VATS (n=66) | Lobectomy (n=686) | ||||||
---|---|---|---|---|---|---|---|
Median | 5 year survival (95% CI) |
Median | 5 year survival (95% CI) |
HR | 95% CI |
P | |
Overall survival | NA | 71.6% (61.3%–83.6%) |
8.4 yrs | 65.9% (62.3%–69.7%) |
1.22 | 0.8–1.87 | 0.36 |
Disease free survival | NA | 75.2% (63.5%–89.1%) |
NA | 69.2% (65.4%–73.3%) |
1.19 | 0.67–2.10 | 0.55 |
Local disease free survival | NA | 88.0% (78.6%–98.5%) |
NA | 92.6% (90.2%–95.0%) |
0.58 | 0.23–1.50 | 0.26 |
Local/regional disease free survival | NA | 82.0% (71.5%–94.1%) |
NA | 86.1% (83.1%–89.2%) |
0.81 | 0.39–1.70 | 0.58 |
Distant disease free survival | NA | 87.4% (77.6%–98.4%) |
NA | 75.3% (71.7%–79.1%) |
1.65 | 0.77–3.55 | 0.20 |
New primary | NA | 87.8% (79.6%–96.8%) |
9.0 | 81.7% (78.3%–85.3%) |
1.71 | 0.79–3.72 | 0.17 |
NA = median survival not achieved
Disease free survival (n=47 in the VATS group and n=652 in the lobectomy group). Deaths are censored.

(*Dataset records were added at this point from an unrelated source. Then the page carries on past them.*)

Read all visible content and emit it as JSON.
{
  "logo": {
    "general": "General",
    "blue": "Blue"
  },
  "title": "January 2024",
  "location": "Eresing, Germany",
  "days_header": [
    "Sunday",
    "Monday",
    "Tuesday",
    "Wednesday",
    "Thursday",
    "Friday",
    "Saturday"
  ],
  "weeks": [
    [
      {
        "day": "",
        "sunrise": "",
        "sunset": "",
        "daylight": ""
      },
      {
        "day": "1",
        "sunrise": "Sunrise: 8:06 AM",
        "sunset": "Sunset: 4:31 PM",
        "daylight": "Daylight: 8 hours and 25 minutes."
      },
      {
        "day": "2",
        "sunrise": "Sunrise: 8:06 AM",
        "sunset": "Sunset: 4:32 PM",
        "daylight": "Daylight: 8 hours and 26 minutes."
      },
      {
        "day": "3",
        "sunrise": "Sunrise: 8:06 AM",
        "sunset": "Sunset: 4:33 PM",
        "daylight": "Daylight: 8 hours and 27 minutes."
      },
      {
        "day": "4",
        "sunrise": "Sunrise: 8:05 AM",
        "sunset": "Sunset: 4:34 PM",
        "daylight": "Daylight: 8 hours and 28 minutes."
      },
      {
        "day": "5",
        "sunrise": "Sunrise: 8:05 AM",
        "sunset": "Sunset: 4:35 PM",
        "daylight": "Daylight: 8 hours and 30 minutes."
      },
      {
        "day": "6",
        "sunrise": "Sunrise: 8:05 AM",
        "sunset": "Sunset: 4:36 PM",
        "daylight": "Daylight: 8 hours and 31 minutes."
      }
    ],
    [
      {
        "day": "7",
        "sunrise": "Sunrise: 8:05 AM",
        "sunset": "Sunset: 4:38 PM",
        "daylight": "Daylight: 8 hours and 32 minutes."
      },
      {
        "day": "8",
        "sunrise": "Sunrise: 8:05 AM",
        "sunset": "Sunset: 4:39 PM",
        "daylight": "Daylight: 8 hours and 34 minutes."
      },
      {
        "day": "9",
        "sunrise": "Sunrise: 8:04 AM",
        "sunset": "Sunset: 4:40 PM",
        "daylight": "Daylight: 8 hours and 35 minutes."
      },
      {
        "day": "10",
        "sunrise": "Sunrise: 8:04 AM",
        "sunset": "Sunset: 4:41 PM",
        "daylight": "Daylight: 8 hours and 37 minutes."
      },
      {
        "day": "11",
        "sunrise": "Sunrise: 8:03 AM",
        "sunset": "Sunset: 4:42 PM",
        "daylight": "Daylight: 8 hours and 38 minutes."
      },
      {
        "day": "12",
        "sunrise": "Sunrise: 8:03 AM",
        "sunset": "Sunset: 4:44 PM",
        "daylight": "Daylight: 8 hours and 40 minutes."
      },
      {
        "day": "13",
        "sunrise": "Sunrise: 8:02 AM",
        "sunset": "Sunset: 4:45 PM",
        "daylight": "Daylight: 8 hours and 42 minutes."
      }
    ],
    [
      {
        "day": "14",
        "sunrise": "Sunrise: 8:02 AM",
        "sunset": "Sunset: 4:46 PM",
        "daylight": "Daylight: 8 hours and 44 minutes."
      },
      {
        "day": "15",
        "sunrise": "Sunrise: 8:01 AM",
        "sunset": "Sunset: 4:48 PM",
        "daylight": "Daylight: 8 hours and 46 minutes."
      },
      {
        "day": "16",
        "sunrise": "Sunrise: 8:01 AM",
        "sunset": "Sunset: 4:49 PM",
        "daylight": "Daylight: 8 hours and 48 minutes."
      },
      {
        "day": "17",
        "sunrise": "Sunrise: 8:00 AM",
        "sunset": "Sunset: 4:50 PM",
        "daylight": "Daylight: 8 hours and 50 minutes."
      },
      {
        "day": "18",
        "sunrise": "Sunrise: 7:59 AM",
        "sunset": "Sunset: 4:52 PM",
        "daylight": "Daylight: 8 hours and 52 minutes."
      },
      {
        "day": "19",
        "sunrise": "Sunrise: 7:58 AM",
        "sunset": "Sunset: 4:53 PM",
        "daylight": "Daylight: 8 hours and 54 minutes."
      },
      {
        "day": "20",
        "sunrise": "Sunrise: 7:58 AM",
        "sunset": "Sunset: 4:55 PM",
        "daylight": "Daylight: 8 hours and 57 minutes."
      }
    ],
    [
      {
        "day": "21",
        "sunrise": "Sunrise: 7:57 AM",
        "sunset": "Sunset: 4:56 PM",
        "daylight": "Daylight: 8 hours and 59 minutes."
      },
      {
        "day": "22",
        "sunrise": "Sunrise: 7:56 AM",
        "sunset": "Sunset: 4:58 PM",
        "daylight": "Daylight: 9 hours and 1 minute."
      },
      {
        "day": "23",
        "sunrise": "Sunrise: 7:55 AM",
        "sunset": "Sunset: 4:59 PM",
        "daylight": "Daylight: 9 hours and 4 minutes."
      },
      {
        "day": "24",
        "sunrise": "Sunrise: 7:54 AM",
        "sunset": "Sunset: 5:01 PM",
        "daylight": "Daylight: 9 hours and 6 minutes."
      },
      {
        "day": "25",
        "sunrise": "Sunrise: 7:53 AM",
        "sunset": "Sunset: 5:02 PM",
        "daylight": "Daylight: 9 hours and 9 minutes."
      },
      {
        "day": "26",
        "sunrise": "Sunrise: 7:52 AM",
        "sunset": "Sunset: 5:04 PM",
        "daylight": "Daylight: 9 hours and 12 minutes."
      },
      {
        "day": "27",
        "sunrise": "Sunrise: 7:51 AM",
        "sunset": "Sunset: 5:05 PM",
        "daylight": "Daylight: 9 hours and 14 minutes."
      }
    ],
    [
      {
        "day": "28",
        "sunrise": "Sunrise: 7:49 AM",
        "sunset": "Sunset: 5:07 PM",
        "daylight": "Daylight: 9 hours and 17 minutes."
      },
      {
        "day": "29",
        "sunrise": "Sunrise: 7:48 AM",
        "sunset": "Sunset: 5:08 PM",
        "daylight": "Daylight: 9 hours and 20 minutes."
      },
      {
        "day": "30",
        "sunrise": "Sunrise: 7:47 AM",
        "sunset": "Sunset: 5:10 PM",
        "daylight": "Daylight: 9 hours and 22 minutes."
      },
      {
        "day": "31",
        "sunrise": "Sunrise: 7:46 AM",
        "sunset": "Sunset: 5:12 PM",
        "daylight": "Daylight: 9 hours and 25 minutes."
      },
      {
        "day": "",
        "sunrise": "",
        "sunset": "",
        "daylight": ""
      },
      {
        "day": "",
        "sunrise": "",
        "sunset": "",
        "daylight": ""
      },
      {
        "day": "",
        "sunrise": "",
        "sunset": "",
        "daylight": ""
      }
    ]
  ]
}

Local disease free (n=47 in the VATS group and n=652 in the lobectomy group). Deaths and regional/distant recurrence are censored.
Local/regional disease free (n=47 in the VATS group and n=652 in the lobectomy group). Deaths and distant recurrence are censored.
Distant disease free (n=47 in the VATS group and n=652 in the lobectomy group). Deaths and local/regional recurrence are censored.
New primary (n=64 in the VATS group and n=673 in the lobectomy group). Deaths are censored.
Suggested Ultra-mini Abstract.
Recurrence-free and overall survival following surgical treatment of early stage lung cancer from the ACOSOG (Alliance) Z0030 trial serve as benchmarks against which the outcomes of ablative techniques such as SBRT must be compared.